OPINIÓN
Un coco en la palmera
Hace poco leía una reflexión acerca de que se invierte más en medicamentos para prolongar la virilidad que para el Alzheimer, con el riesgo de que vayamos a poder tener más potencia sexual, pero no recordaremos para qué.
El documento épico más antiguo del que se tiene conocimiento es del poema de Gilgamesh, rey de Uruk, provincia sumeria que habría estado por donde hoy es Irak. Por interesantes circunstancias que no es el momento de relatar ahora, Gilgamesh comienza la búsqueda de la inmortalidad, lo que finalmente consigue de manos de un sabio conocido como Utnapishtim, quien le da unas hierbas que lo convierten en inmortal. De regreso a su patria, una serpiente roba sus plantas y el héroe vuelve a casa con las manos vacías, mortal como siempre, pero convencido de que la inmortalidad es solo patrimonio de los dioses.
Desde los tiempos de Esculapio, dios de la medicina, su báculo o bastón de ciprés, es su símbolo, representa lo natural de la vida y de la muerte. Pero luego se suma la serpiente. Sí, la misma serpiente del mito de Gilgamesh, aparece envolviendo al báculo, la serpiente que cambia de piel cada año, la que nace y muere en un ciclo constante. Ahora bien, curiosamente y siguiendo con la simbología, más tarde surge el Caduceo de Hermes: dos serpientes envolviendo una copa. El veneno y el anti-veneno. El veneno y el antídoto. La farmacopea. Pero con las alas de Hermes a cada lado de la copa. Hermes, recordemos, es el dios del comercio. ¿Me sigue?

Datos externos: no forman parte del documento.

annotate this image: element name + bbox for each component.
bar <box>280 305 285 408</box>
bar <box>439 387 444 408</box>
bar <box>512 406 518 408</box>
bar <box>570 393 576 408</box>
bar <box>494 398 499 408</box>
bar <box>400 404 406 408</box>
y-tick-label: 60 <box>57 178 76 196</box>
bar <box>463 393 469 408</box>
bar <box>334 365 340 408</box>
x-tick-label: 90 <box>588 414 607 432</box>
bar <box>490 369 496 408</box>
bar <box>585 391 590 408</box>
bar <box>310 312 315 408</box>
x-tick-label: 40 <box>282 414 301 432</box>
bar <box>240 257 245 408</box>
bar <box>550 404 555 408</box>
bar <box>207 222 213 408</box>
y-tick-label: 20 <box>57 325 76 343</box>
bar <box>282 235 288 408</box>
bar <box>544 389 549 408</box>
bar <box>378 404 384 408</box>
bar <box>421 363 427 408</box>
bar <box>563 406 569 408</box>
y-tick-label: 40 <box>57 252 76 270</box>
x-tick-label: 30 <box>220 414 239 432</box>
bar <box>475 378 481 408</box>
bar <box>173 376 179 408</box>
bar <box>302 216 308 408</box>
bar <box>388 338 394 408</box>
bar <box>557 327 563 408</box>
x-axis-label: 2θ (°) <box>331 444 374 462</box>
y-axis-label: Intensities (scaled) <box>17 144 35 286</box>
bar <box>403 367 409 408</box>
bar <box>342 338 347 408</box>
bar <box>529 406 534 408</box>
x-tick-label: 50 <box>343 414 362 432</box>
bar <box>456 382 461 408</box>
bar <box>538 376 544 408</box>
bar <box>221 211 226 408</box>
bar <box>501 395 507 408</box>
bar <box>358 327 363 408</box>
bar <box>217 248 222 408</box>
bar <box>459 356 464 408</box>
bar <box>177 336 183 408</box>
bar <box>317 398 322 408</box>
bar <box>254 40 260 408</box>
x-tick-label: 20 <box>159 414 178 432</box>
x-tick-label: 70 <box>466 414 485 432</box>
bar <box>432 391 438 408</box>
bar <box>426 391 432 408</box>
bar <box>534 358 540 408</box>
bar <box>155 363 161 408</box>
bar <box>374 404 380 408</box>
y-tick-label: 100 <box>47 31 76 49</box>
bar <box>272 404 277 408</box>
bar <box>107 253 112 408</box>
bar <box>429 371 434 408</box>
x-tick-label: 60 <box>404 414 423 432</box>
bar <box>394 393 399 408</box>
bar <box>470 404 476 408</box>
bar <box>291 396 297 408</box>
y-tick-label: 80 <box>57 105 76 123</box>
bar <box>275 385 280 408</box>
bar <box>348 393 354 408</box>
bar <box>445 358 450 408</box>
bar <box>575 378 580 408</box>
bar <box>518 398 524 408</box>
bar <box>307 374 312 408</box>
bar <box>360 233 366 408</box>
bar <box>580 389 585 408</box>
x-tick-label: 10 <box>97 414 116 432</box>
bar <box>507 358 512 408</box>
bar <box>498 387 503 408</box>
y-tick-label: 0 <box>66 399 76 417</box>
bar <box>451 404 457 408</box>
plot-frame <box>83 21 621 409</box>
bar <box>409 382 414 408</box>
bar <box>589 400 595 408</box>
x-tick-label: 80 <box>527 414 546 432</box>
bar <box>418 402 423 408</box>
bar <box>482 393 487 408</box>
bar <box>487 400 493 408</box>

La industria farmacéutica es, junto a la armamentística, la que más dinero factura en el mundo. Los negocios más rentables son −digamos−, dar vida y dar muerte. Prolongar la vida y retrasar la inexorable llegada de la muerte. Ocultar con maquillaje las arrugas en un patético intento de engañar al tiempo.
Desde hace muchos años (demasiados) hay gente o grupos de ellas dedicados pura y exclusivamente a generar pensamientos para otros. Creando ideas para que haya quienes piensen que son propias. Sueños que asumen como propios. Deseos que se desean sin que importe saber que son apenas inducciones para desear. Y los grandes titiriteros manejan hábilmente los hilos de las marionetas que elevan voces en nombre de quienes no tienen el gusto de conocer (como diría Serrat), esclavos de su ignorancia claman libertad, hacen sonar sus grilletes convencidos de que son campanas y utilizan los libros solo como pesas para que no se vuelen las boletas impagas de la luz mientras miran por televisión o en sus pequeñas pantallas de teléfonos inteligentes −estupefactos y preocupados− cómo baja la bolsa en Wall Street. Las ideas, los sueños, las ideologías, no se pergeñan como producto de la lectura y la reflexión sino como una grosera forma de osmosis digital.
El nuevo Hermes, el dios mercado, ve el exponencial crecimiento de sus acólitos, los consumidores, cuya avidez crece en forma desmesurada y omnívora. Todo lo pueda ser consumido debe consumirse. Todo lo que nos prometa cumplir el sueño de Gilgamesh −la inmortalidad− es bienvenido. Ya sea en polvos, cremas, píldoras o la forma farmacéutica que se adapte mejor a nuestra tolerancia y bolsillo.
La copa y las dos serpientes, crear el veneno para ofrecer luego el antídoto, lo hacían los druidas, los magos, los brujos… y la publicidad. Consumo, luego, existo. Necesito desear lo que no tengo, anhelar lo que no importa, restarle valor a lo invaluable. El problema hoy, se me ocurre, no es tanto llegar a vivir muchos años sino poder saber para qué. La diferencia sustancial entre quien disfruta la soledad de una isla y un náufrago no radica, sino, en si elegimos o no estar en ese lugar, en ese momento y en esa circunstancia. De ese modo, está quien disfruta y de quien padece el mismo hecho de tener, por ejemplo, apenas como compañía un coco en una palmera. Todo se limita, pareciera, a tener conciencia de que estamos eligiendo o que nos hagan creer que la decisión es nuestra. Apenas eso.